A pergunta “o que é Literatura?” busca não uma definição, mas uma caracterização, e nisso

consiste o seu interesse para todos os que se ocupam de literatura e desejam indagar as

razões passíveis de os levar a dedicar-se a essa atividade específica.

Qual é a especificidade da literatura em relação aos outros discursos?

Não existe uma definição satisfatória da literariedade.

Northrop Frye afirma que “não possuímos verdadeiros critérios para distinguir uma estrutura

verbal literária de outra que o não é” (1966, 13). As dificuldades são quer de princípios quer

empíricas. Existem obras literárias que se assemelham mais com autobiografias. Um primeiro

problema consistiria portanto em saber se existem propriedades interessantes que todas as

obras que designamos por literárias possuam e que distingam dos objetos não-literários a que

se assemelham. Essa questão se complica se adotamos uma perspectiva história: poemas

modernos que em outras épocas não seriam considerados como literatura, por exemplo.

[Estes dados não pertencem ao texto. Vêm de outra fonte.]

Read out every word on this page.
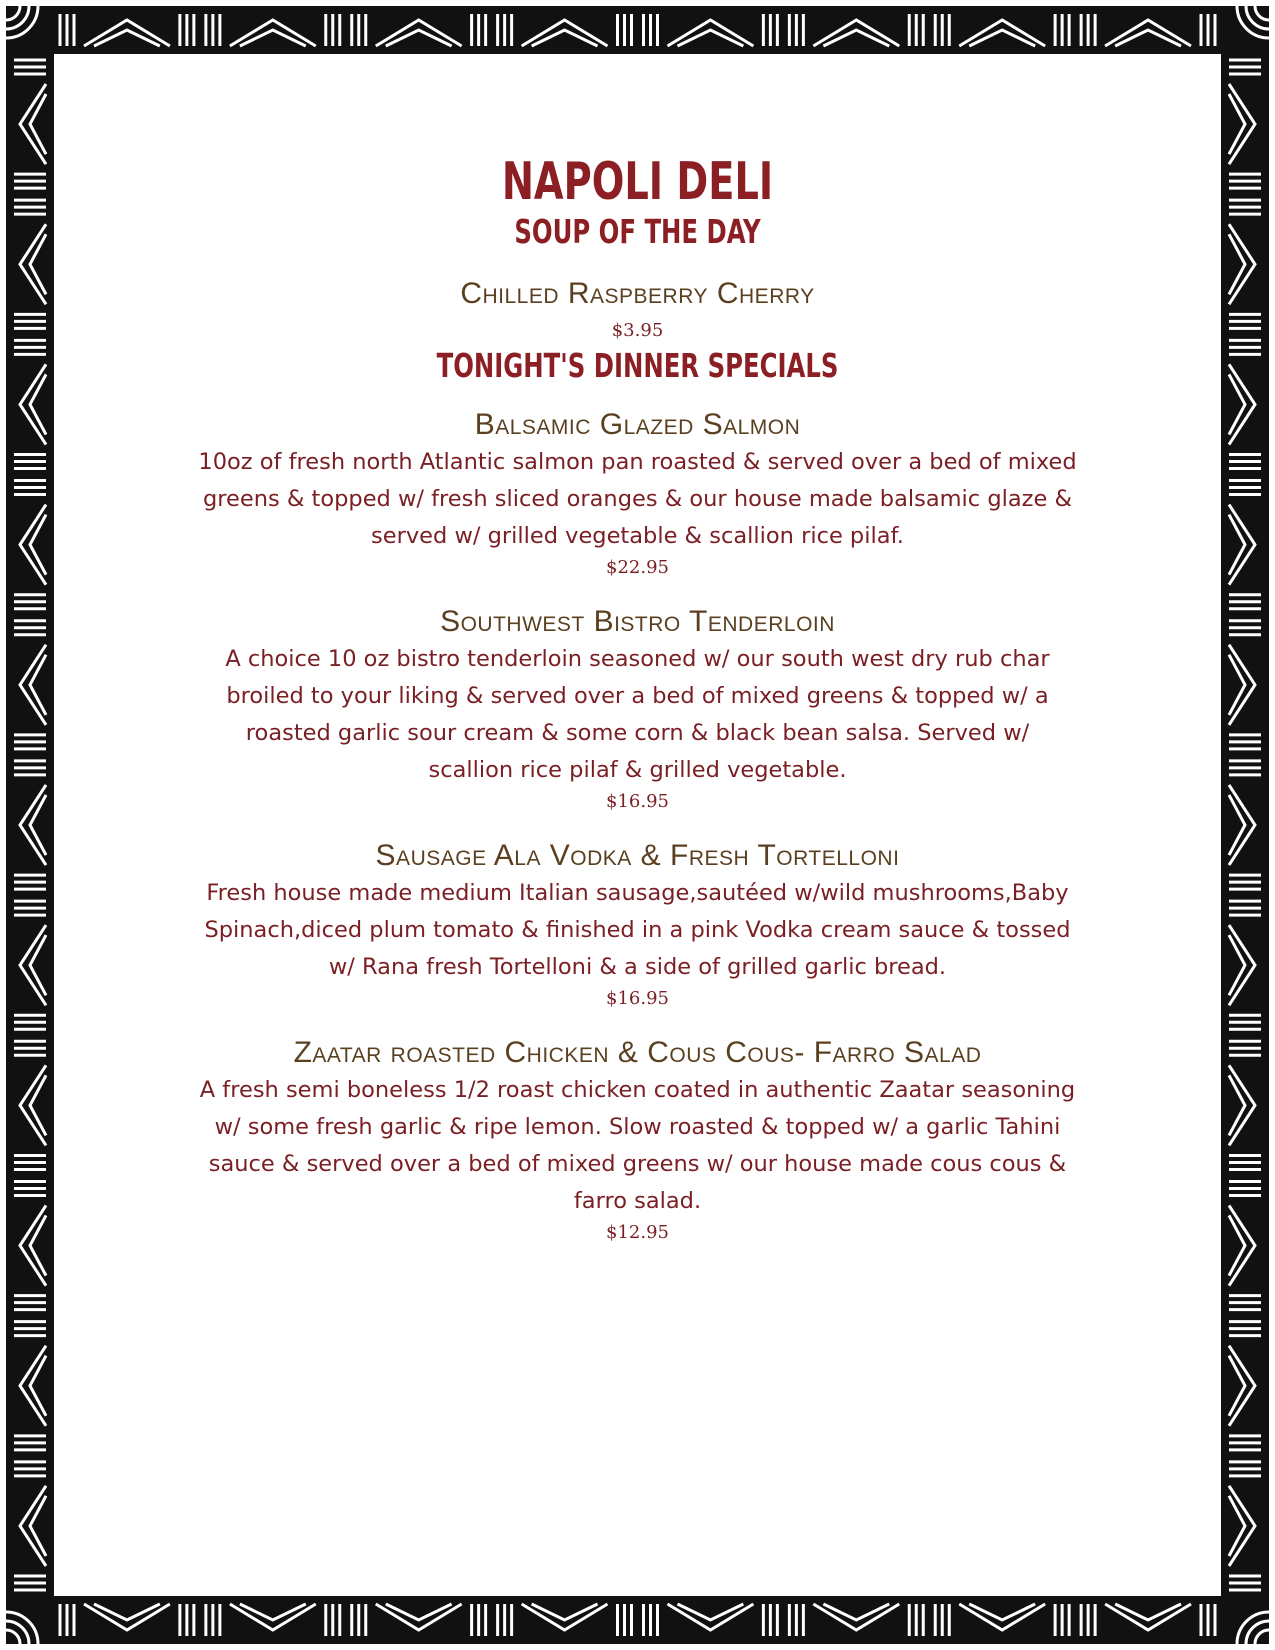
NAPOLI DELI
SOUP OF THE DAY
Chilled Raspberry Cherry
$3.95
TONIGHT'S DINNER SPECIALS
Balsamic Glazed Salmon
10oz of fresh north Atlantic salmon pan roasted & served over a bed of mixed
greens & topped w/ fresh sliced oranges & our house made balsamic glaze &
served w/ grilled vegetable & scallion rice pilaf.
$22.95
Southwest Bistro Tenderloin
A choice 10 oz bistro tenderloin seasoned w/ our south west dry rub char
broiled to your liking & served over a bed of mixed greens & topped w/ a
roasted garlic sour cream & some corn & black bean salsa. Served w/
scallion rice pilaf & grilled vegetable.
$16.95
Sausage Ala Vodka & Fresh Tortelloni
Fresh house made medium Italian sausage,sautéed w/wild mushrooms,Baby
Spinach,diced plum tomato & finished in a pink Vodka cream sauce & tossed
w/ Rana fresh Tortelloni & a side of grilled garlic bread.
$16.95
Zaatar roasted Chicken & Cous Cous- Farro Salad
A fresh semi boneless 1/2 roast chicken coated in authentic Zaatar seasoning
w/ some fresh garlic & ripe lemon. Slow roasted & topped w/ a garlic Tahini
sauce & served over a bed of mixed greens w/ our house made cous cous &
farro salad.
$12.95
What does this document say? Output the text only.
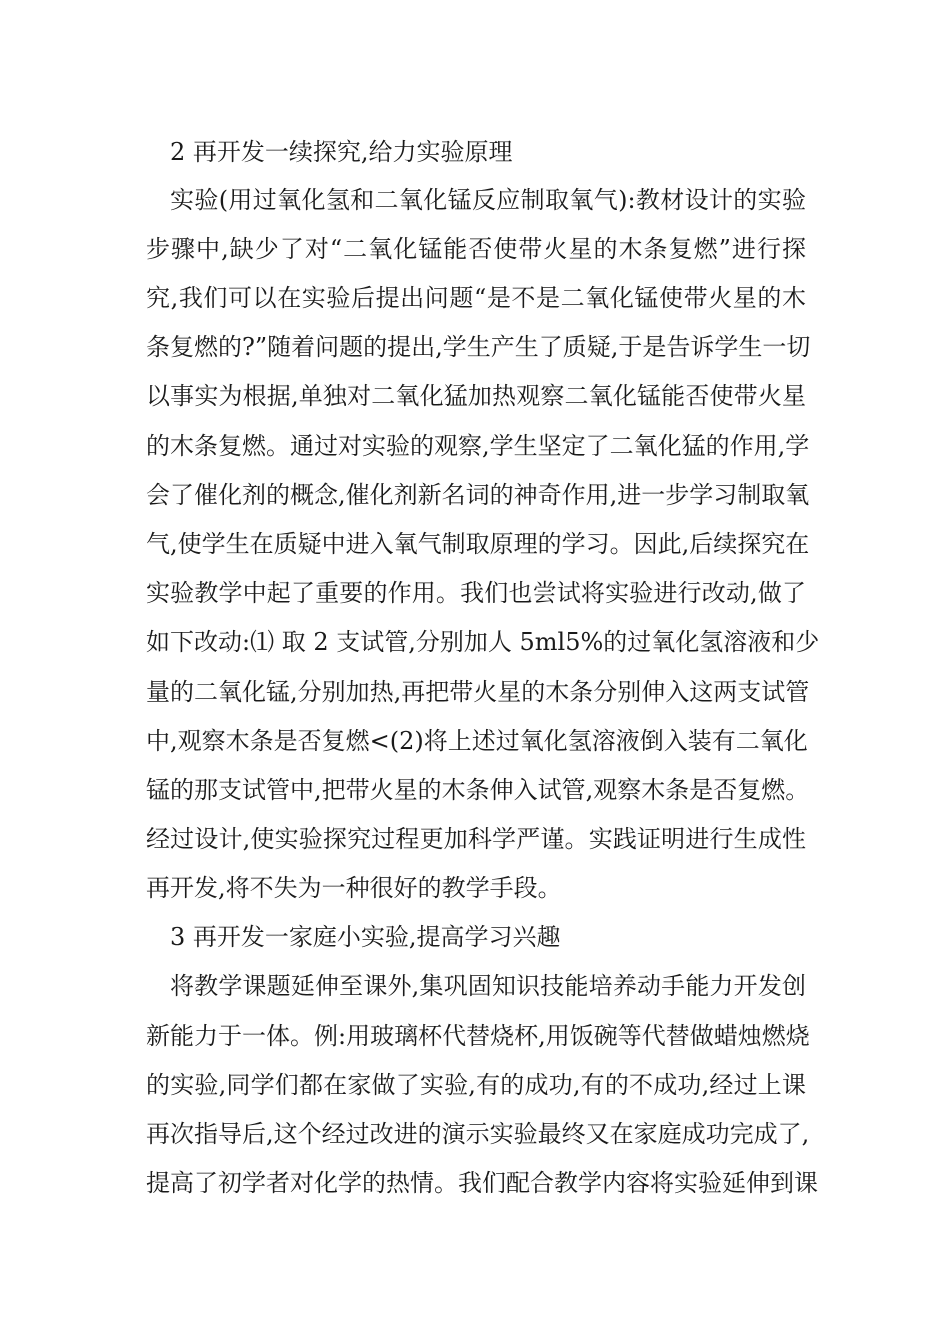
2 再开发一续探究,给力实验原理
实验(用过氧化氢和二氧化锰反应制取氧气):教材设计的实验
步骤中,缺少了对“二氧化锰能否使带火星的木条复燃”进行探
究,我们可以在实验后提出问题“是不是二氧化锰使带火星的木
条复燃的?”随着问题的提出,学生产生了质疑,于是告诉学生一切
以事实为根据,单独对二氧化猛加热观察二氧化锰能否使带火星
的木条复燃。通过对实验的观察,学生坚定了二氧化猛的作用,学
会了催化剂的概念,催化剂新名词的神奇作用,进一步学习制取氧
气,使学生在质疑中进入氧气制取原理的学习。因此,后续探究在
实验教学中起了重要的作用。我们也尝试将实验进行改动,做了
如下改动:⑴ 取 2 支试管,分别加人 5ml5%的过氧化氢溶液和少
量的二氧化锰,分别加热,再把带火星的木条分别伸入这两支试管
中,观察木条是否复燃<(2)将上述过氧化氢溶液倒入装有二氧化
锰的那支试管中,把带火星的木条伸入试管,观察木条是否复燃。
经过设计,使实验探究过程更加科学严谨。实践证明进行生成性
再开发,将不失为一种很好的教学手段。
3 再开发一家庭小实验,提高学习兴趣
将教学课题延伸至课外,集巩固知识技能培养动手能力开发创
新能力于一体。例:用玻璃杯代替烧杯,用饭碗等代替做蜡烛燃烧
的实验,同学们都在家做了实验,有的成功,有的不成功,经过上课
再次指导后,这个经过改进的演示实验最终又在家庭成功完成了,
提高了初学者对化学的热情。我们配合教学内容将实验延伸到课
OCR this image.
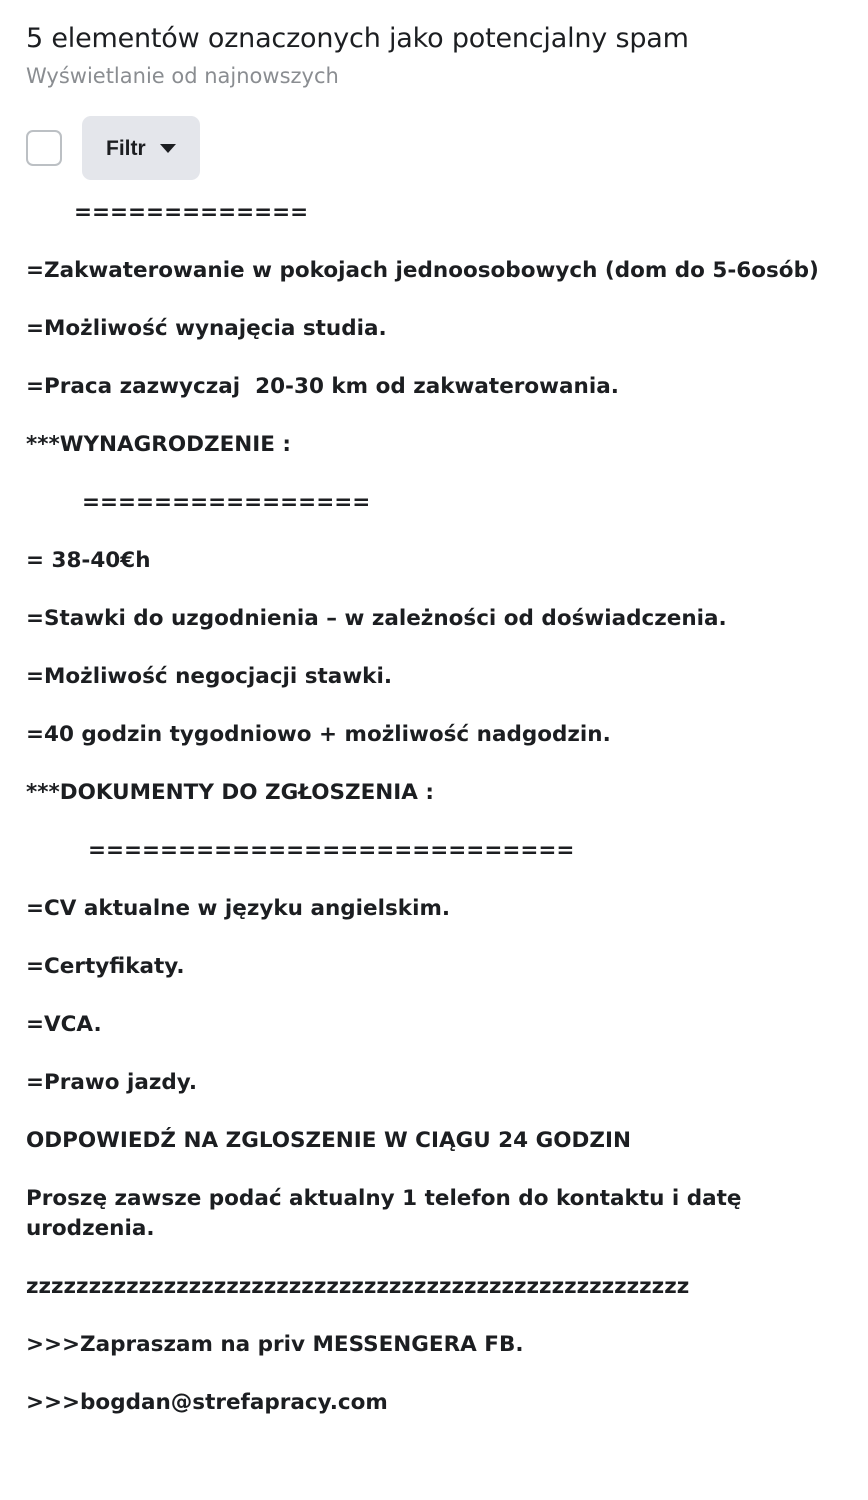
5 elementów oznaczonych jako potencjalny spam
Wyświetlanie od najnowszych
Filtr
=============
=Zakwaterowanie w pokojach jednoosobowych (dom do 5-6osób)
=Możliwość wynajęcia studia.
=Praca zazwyczaj  20-30 km od zakwaterowania.
***WYNAGRODZENIE :
================
= 38-40€h
=Stawki do uzgodnienia – w zależności od doświadczenia.
=Możliwość negocjacji stawki.
=40 godzin tygodniowo + możliwość nadgodzin.
***DOKUMENTY DO ZGŁOSZENIA :
===========================
=CV aktualne w języku angielskim.
=Certyfikaty.
=VCA.
=Prawo jazdy.
ODPOWIEDŹ NA ZGLOSZENIE W CIĄGU 24 GODZIN
Proszę zawsze podać aktualny 1 telefon do kontaktu i datę urodzenia.
zzzzzzzzzzzzzzzzzzzzzzzzzzzzzzzzzzzzzzzzzzzzzzzzzzzzz
>>>Zapraszam na priv MESSENGERA FB.
>>>bogdan@strefapracy.com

“Nessas condições, poderíamos chegar à conclusão de que a literatura não é nada coisa além

do que aquilo que uma determinada sociedade trata como literatura: quer dizer, um conjunto

de textos que os árbitros da cultura – professores, escritores, críticos, acadêmicos – 

reconhecem que pertence à literatura. Esta conclusão não é muito satisfatória, mas nos

servimos de outras categorias da mesma natureza mediante as quais os critérios de definição e

delimitação dos objetos culturais nos remetem às opiniões mutáveis de um grupo, grande ou

pequeno. Neste sentido, a literatura seria uma categoria como a das ervas daninhas (Ellis,

1974). As ervas daninhas são um simplesmente um tipo de plantas que uma sociedade não

trata cultivar, mas sim de eliminar quando brotam em um lugar em que deve florescer outra

coisa. De forma que não haveria qualidades de forma ou de fundo que as ervas daninhas

possuiriam. Não há nenhuma essência de “erva daninha” ou nenhum critério pertinente de

delimitação. Aquele que se interessasse por esta categoria, o que teria de fazer não seria

buscar a natureza botânica das ervas daninhas, mas levar a cabo investigações históricas,

sociológicas e talvez psicológicas, sobre as diferentes espécies de plantas que estão

catalogadas com ervas daninhas por grupos ou sociedades diferentes, sem por isso chegar a

estar jamais seguro de encontrar um critério geral, nem sequer para uma época determinada.”